Now he wanted her back. The marital abode was too empty. He’d lived here long before they got together. I suspected that was part of the problem. But what about people who knew her better, closer friends, ones who lived here, people she worked with? Alex shook his head.
‘The fact you don’t know her well is so much better. She’ll resent anyone closer getting involved.’
‘I’m not sure about that.’
‘I’ll pay you.’
‘Don’t be a dick. I’m your friend.’ Just.
‘But you and Riley do this sort of thing? I’m happy to pay for a professional job.’

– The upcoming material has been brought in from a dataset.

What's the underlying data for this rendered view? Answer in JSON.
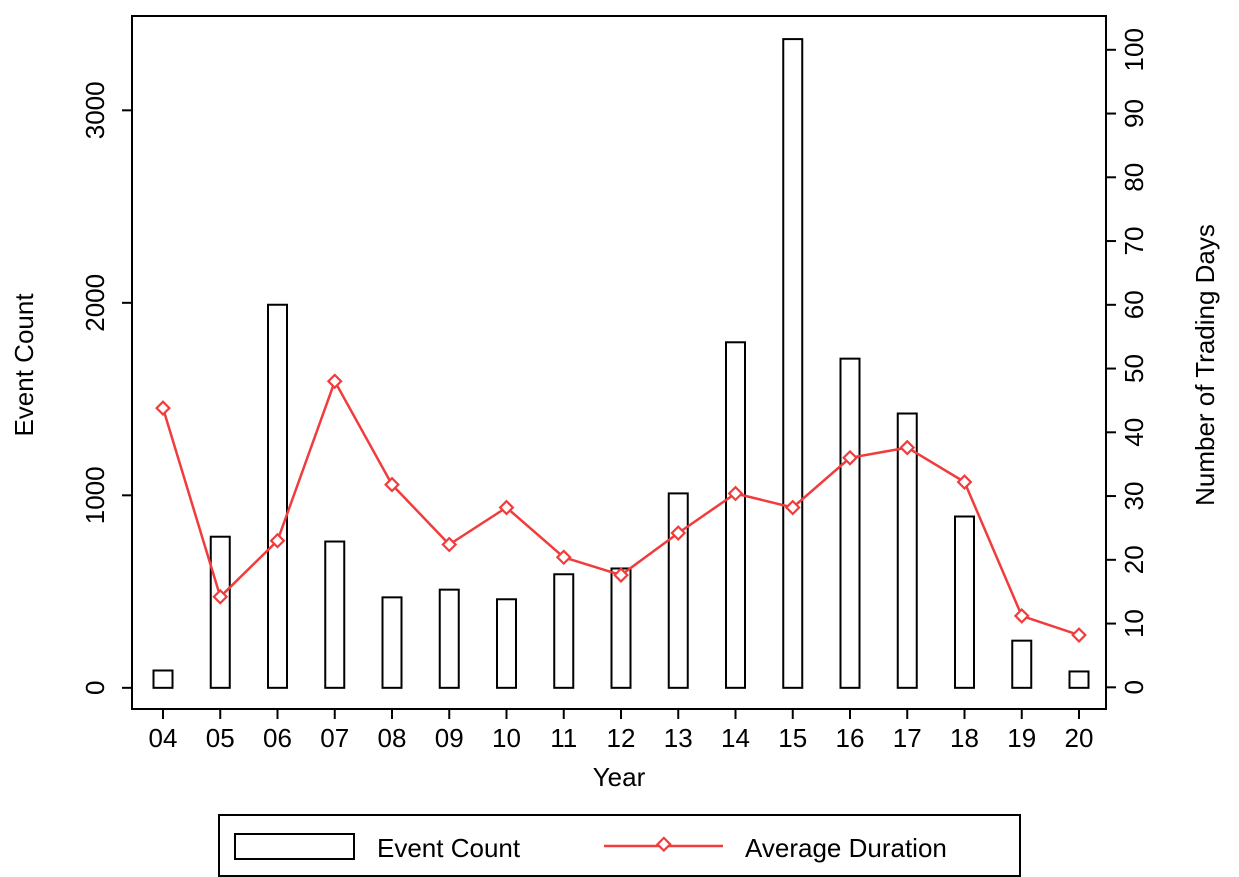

‘Riley is in security, not surveillance. And I just do the books.’ I’d explained this a million times. Was it the perennial dullness of public service life or did Alex believe there was more to Riley’s spontaneous trips? He seemed convinced there was something cloak and dagger-ish about our lifestyle. Riley knew as much about retrieving lost spouses as he did about particle theory. ‘We’ve never looked for a missing person before.’
‘Oh, Helen’s not missing.’
No wonder at times I wanted to kill him. ‘Then why do you want me to find her?’